Next Monday and Tuesday, the Indonesian Government is set to hold a symposium on the mass killings that took place in 1965-66. The government has recently been reluctant to allow open discussions about the killings, but this symposium, which will feature one of the first formal meetings between members of the Indonesian military and survivors of the horrific atrocities, has given hope to many that the country is ready to face its dark past in order to find truth and reconciliation.
But it is clear that that hope will not be easily attained. There are still many elements within the government and Indonesian civil society that want to destroy those seeking the truth about the mass killings, and they continue to be able to harass and assault anybody considered to be a “leftist” with near total impunity.
Last night, a meeting of a group called The Foundation for the Research of the 1965-1965 Killing Victims (YPKP) from across Indonesia were meeting in Bogor to prepare for next week’s symposium. Most of the group’s members are over 65 years old.
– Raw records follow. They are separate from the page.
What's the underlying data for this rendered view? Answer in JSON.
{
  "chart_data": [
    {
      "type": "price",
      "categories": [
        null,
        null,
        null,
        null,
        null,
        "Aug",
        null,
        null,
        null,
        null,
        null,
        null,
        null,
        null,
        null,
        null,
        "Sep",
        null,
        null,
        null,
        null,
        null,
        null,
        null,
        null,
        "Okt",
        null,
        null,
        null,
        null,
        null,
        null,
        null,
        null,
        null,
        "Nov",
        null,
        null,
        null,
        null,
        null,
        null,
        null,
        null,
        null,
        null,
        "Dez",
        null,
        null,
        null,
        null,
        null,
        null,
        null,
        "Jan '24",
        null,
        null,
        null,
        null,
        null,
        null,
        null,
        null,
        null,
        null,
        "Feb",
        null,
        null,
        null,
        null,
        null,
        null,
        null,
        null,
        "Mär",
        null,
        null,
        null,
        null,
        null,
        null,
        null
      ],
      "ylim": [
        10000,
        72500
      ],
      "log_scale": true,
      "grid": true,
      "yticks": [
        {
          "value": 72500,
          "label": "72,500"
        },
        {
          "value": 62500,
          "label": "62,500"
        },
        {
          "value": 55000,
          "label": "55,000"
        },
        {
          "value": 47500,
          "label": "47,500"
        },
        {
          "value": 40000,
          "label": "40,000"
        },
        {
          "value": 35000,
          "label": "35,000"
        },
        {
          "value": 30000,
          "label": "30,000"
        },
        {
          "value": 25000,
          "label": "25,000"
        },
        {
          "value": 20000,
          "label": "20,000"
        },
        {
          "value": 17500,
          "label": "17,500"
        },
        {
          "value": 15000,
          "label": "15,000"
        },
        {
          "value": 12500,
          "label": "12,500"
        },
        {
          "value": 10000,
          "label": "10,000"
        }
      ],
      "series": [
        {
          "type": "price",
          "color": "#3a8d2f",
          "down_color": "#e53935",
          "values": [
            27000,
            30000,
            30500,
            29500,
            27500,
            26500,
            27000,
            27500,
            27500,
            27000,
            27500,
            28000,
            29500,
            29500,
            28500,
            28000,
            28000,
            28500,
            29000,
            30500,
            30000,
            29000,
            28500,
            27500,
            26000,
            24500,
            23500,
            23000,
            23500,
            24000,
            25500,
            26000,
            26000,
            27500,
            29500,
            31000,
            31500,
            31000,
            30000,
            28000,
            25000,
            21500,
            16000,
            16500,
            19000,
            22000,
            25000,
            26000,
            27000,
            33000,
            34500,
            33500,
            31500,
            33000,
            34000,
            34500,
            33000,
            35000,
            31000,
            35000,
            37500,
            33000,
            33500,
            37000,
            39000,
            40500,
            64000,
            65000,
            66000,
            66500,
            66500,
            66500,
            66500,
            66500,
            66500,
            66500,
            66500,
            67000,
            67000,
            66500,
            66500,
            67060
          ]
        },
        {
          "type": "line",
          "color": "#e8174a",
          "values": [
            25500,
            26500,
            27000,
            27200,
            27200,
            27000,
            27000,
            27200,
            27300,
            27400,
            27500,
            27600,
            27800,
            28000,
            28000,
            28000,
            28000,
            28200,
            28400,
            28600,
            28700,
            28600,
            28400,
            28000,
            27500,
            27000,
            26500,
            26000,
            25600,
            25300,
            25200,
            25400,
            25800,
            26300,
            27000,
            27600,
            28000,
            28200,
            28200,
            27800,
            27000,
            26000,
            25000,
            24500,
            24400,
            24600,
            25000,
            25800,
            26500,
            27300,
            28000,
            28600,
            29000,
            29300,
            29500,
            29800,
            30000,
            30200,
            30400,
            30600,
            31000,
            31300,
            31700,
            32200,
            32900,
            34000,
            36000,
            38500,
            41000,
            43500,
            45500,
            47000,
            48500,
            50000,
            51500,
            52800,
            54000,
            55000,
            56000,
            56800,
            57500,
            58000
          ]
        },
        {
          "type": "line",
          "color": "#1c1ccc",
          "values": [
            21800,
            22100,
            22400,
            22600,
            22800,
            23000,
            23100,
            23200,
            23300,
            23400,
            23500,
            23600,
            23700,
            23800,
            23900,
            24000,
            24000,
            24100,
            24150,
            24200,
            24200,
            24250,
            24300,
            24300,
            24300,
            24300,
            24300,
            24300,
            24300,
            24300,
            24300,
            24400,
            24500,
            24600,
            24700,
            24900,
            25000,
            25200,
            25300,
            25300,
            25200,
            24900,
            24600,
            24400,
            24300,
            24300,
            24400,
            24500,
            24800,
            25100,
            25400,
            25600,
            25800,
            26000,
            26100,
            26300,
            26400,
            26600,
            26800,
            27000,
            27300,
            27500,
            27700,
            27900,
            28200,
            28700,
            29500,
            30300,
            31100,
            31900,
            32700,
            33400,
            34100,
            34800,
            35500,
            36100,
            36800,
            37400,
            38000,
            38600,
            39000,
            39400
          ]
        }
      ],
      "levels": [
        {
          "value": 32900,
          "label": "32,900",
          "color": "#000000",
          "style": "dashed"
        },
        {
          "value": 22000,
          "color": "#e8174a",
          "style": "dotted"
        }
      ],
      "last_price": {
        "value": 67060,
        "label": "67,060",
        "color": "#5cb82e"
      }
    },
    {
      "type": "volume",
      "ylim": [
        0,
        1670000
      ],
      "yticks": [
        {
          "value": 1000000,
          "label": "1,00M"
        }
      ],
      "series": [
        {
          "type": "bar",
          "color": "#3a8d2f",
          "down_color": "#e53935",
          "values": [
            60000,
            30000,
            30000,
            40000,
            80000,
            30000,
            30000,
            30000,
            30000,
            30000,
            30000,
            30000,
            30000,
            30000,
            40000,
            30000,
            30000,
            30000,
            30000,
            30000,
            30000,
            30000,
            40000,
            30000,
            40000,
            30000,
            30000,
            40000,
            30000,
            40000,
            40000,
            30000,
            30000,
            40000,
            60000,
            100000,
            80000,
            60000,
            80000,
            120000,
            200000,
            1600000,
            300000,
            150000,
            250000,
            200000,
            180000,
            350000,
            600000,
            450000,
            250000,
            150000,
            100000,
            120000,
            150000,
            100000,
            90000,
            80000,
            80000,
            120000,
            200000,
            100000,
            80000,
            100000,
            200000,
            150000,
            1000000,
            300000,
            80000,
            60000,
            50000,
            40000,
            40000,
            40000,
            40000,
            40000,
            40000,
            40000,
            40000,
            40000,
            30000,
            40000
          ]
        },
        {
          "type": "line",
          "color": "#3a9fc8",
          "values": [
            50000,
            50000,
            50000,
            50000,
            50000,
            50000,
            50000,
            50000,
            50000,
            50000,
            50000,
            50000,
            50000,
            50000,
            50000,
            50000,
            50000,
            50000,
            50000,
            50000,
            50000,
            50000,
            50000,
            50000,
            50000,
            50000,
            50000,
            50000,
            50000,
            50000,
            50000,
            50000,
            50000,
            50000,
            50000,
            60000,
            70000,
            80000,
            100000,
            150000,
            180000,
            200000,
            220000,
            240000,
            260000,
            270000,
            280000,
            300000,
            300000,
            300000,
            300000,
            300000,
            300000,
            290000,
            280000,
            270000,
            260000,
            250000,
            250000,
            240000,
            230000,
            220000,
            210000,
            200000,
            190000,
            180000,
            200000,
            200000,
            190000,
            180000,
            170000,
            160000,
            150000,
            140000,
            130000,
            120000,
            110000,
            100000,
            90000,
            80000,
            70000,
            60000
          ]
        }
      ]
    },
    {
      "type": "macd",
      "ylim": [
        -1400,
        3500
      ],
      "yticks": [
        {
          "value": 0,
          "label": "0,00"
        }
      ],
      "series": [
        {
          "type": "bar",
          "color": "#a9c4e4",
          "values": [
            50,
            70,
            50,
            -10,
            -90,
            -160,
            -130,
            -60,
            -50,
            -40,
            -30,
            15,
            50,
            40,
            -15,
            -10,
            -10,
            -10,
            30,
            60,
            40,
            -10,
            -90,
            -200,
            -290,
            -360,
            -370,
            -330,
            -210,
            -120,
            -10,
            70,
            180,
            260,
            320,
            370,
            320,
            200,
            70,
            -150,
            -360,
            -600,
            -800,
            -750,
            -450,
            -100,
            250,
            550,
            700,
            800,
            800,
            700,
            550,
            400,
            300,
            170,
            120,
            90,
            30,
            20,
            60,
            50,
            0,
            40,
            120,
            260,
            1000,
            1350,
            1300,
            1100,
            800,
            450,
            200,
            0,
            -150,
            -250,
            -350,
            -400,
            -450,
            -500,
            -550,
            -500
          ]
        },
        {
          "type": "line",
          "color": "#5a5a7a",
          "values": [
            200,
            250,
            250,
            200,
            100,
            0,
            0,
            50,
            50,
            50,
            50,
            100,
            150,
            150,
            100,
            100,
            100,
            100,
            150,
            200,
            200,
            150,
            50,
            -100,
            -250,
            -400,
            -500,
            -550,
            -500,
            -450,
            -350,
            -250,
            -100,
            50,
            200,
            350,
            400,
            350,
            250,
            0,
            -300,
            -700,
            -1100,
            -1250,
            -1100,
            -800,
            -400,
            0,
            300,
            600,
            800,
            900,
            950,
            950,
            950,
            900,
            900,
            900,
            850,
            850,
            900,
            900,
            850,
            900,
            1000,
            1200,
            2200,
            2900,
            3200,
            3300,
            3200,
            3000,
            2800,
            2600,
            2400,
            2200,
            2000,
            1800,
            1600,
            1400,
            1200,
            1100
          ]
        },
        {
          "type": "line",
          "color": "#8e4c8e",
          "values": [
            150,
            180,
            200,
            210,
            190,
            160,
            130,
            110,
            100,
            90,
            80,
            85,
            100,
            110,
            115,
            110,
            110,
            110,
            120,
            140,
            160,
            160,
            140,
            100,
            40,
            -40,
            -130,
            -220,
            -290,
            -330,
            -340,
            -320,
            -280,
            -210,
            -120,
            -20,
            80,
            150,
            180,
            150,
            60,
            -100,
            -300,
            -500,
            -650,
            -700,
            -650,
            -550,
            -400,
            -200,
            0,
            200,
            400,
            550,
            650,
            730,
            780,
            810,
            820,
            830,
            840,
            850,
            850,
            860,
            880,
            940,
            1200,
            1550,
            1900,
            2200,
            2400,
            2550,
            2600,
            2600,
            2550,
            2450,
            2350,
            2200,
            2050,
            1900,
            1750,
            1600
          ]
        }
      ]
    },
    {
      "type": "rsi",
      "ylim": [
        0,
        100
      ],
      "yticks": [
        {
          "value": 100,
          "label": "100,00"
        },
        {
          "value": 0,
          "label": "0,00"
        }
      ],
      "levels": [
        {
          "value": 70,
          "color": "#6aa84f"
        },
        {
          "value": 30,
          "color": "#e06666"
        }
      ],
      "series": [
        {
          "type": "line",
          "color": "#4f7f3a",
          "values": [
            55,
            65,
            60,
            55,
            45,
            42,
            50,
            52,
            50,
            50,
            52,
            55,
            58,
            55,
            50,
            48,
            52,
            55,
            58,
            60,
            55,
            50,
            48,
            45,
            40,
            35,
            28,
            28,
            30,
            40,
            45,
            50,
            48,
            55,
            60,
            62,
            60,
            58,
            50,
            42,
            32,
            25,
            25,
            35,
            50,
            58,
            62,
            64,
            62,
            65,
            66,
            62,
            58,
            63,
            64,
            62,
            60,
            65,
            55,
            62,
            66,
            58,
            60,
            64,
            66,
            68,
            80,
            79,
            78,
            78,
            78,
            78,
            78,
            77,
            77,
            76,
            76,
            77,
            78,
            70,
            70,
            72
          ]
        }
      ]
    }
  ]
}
According to a Facebook post by activist and political cartoonist Toni Malakian, the YPKP meeting was raided and disbanded by members of the hardline Islamic Defenders Front (FPI) as well as members of the police and the Satpol PP (Civil Service Police).
In the post, Toni says the 60 members of YPKP felt they had to leave Bogor because of the raid so they decided to go to the offices of the Jakarta Legal Aid Institute (LBH) for housing and protection. The post asks that anybody who could donate supplies such as fans, pillows, blankets, food and medicine, to please deliver them to the LBH office.
It is absolutely disgusting that the thugs of the FPI would threaten a group of elderly people who have already experienced so much pain and tragedy in their lives. It is even more disgusting that they were apparently assisted by the police and will likely face no repercussions for it whatsoever.
The below video features Human Rights Watch Executive Director Kenneth Roth and KontraS Coordinator Haris Azhar discussing the imperative need for the Indonesian government to establish a meaningful truth and reconciliation process for the 1965-66 massacres. But if groups like FPI are allowed to keep attacking those who would seek the truth, and the police and other elements of the government allow them to get away with it, we have serious doubts that reconciliation will ever be achieved.